Verbale riunione 20-06-2016

Nella riunione crc di ieri, 20 giugno, si è parlato ovviamente del nuovo quadro politico e degli impegni che dobbiamo prendere. Abbiamo ripercorso tutti i problemi che ostacolano la trasformazione di Roma in città amica della bici (da quelli strutturali a quelli organizzativi e culturali e normativi ecc.), abbiamo confermato il nostro programma, che abbiamo già inviato alla nuova sindaco prima delle elezioni, sul quale è intervenuta al convegno che avevamo organizzato alla CAE il 9 aprile. Continuiamo a chiedere l’attuazione del Piano quadro della ciclabilità (2012), azioni a breve come le bikelanes e i parcheggi bici, soprattutto nei nodi di scambio, una decisa azione contro la sosta selvaggia (seconde file), riduzione sezione corsie carrabili, e poi forte impulso alla riduzione della velocità, anche con la istituzione delle zone 30, e le corsie protette soprattutto sulle direttrici radiali. Cercheremo di rivederlo anche in una dimensione strategica (obiettivi a breve, medio e lungo termine).

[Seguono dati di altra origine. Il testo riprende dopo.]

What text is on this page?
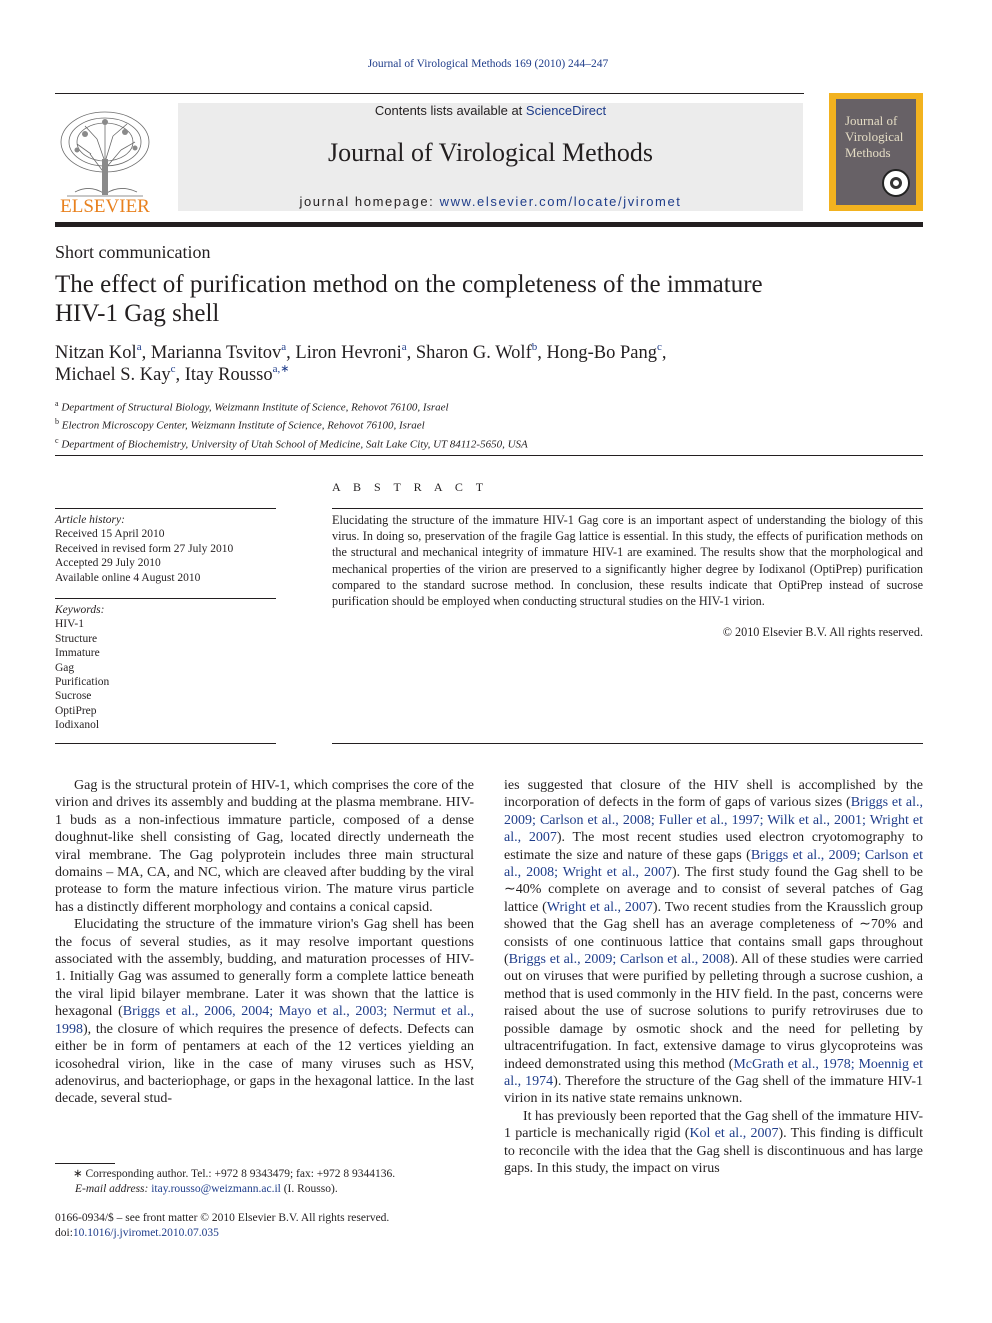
Journal of Virological Methods 169 (2010) 244–247
ELSEVIER
Contents lists available at ScienceDirect
Journal of Virological Methods
journal homepage: www.elsevier.com/locate/jviromet
Journal of
Virological
Methods
Short communication
The effect of purification method on the completeness of the immature
HIV-1 Gag shell
Nitzan Kol$^a$, Marianna Tsvitov$^a$, Liron Hevroni$^a$, Sharon G. Wolf$^b$, Hong-Bo Pang$^c$,
Michael S. Kay$^c$, Itay Rousso$^{a,∗}$
$^a$ Department of Structural Biology, Weizmann Institute of Science, Rehovot 76100, Israel
$^b$ Electron Microscopy Center, Weizmann Institute of Science, Rehovot 76100, Israel
$^c$ Department of Biochemistry, University of Utah School of Medicine, Salt Lake City, UT 84112-5650, USA
A B S T R A C T
Article history:
Received 15 April 2010
Received in revised form 27 July 2010
Accepted 29 July 2010
Available online 4 August 2010
Keywords:
HIV-1
Structure
Immature
Gag
Purification
Sucrose
OptiPrep
Iodixanol
Elucidating the structure of the immature HIV-1 Gag core is an important aspect of understanding the biology of this virus. In doing so, preservation of the fragile Gag lattice is essential. In this study, the effects of purification methods on the structural and mechanical integrity of immature HIV-1 are examined. The results show that the morphological and mechanical properties of the virion are preserved to a significantly higher degree by Iodixanol (OptiPrep) purification compared to the standard sucrose method. In conclusion, these results indicate that OptiPrep instead of sucrose purification should be employed when conducting structural studies on the HIV-1 virion.
© 2010 Elsevier B.V. All rights reserved.

Gag is the structural protein of HIV-1, which comprises the core of the virion and drives its assembly and budding at the plasma membrane. HIV-1 buds as a non-infectious immature particle, composed of a dense doughnut-like shell consisting of Gag, located directly underneath the viral membrane. The Gag polyprotein includes three main structural domains – MA, CA, and NC, which are cleaved after budding by the viral protease to form the mature infectious virion. The mature virus particle has a distinctly different morphology and contains a conical capsid.

Elucidating the structure of the immature virion's Gag shell has been the focus of several studies, as it may resolve important questions associated with the assembly, budding, and maturation processes of HIV-1. Initially Gag was assumed to generally form a complete lattice beneath the viral lipid bilayer membrane. Later it was shown that the lattice is hexagonal (Briggs et al., 2006, 2004; Mayo et al., 2003; Nermut et al., 1998), the closure of which requires the presence of defects. Defects can either be in form of pentamers at each of the 12 vertices yielding an icosohedral virion, like in the case of many viruses such as HSV, adenovirus, and bacteriophage, or gaps in the hexagonal lattice. In the last decade, several stud-

ies suggested that closure of the HIV shell is accomplished by the incorporation of defects in the form of gaps of various sizes (Briggs et al., 2009; Carlson et al., 2008; Fuller et al., 1997; Wilk et al., 2001; Wright et al., 2007). The most recent studies used electron cryotomography to estimate the size and nature of these gaps (Briggs et al., 2009; Carlson et al., 2008; Wright et al., 2007). The first study found the Gag shell to be ∼40% complete on average and to consist of several patches of Gag lattice (Wright et al., 2007). Two recent studies from the Krausslich group showed that the Gag shell has an average completeness of ∼70% and consists of one continuous lattice that contains small gaps throughout (Briggs et al., 2009; Carlson et al., 2008). All of these studies were carried out on viruses that were purified by pelleting through a sucrose cushion, a method that is used commonly in the HIV field. In the past, concerns were raised about the use of sucrose solutions to purify retroviruses due to possible damage by osmotic shock and the need for pelleting by ultracentrifugation. In fact, extensive damage to virus glycoproteins was indeed demonstrated using this method (McGrath et al., 1978; Moennig et al., 1974). Therefore the structure of the Gag shell of the immature HIV-1 virion in its native state remains unknown.

It has previously been reported that the Gag shell of the immature HIV-1 particle is mechanically rigid (Kol et al., 2007). This finding is difficult to reconcile with the idea that the Gag shell is discontinuous and has large gaps. In this study, the impact on virus

∗ Corresponding author. Tel.: +972 8 9343479; fax: +972 8 9344136.
E-mail address: itay.rousso@weizmann.ac.il (I. Rousso).
0166-0934/$ – see front matter © 2010 Elsevier B.V. All rights reserved.
doi:10.1016/j.jviromet.2010.07.035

Si è deciso di chiedere subito un incontro alla nuova sindaca, per confermargli il nostro impegno sul programma e condividerlo. Ricordo, oltre alle opere e azioni previste, la nostra richiesta di istituire un vero Ufficio Bici, con risorse adeguate per qualità e dimensione, e una delega politica ad hoc, che risponda direttamente al Sindaco. Soprattutto per superare la frammentazione delle competenze che ha spesso impedito di perseguire gli obiettivi che proponiamo. Quindi in grado di lavorare sulla pianificazione, sulla progettazione, sulla realizzazione di opere pubbliche, sulla manutenzione, sul bilancio, sulla partecipazione, sulle politiche ambientali, sul monitoraggio, sulle azioni sulla comunicazione ecc.

Per questo motivi abbiamo ragionato sulla necessità, per rendere più forte e appropriata ai nostri obiettivi la delega politica, di una delega che riguardi non solo la mobilità ciclistica ma tutte le azioni di riqualificazione dello spazio della strada, a favore della convivenza fra pedoni, bici, mezzi pubblici e (persino) auto. Così da evitare che la nostra battaglia – e quindi la forza del delegato - sembri ancora una volta una battaglia per un interesse di parte (sia pure buono), e non per un interesse collettivo.

Ha partecipato alla riunione anche il nuovo venuto Pierluigi Gazzani, a nome di Italia nostra e con una lunga e seria esperienza sulle politiche per la ciclabilità, a cui diamo il benvenuto.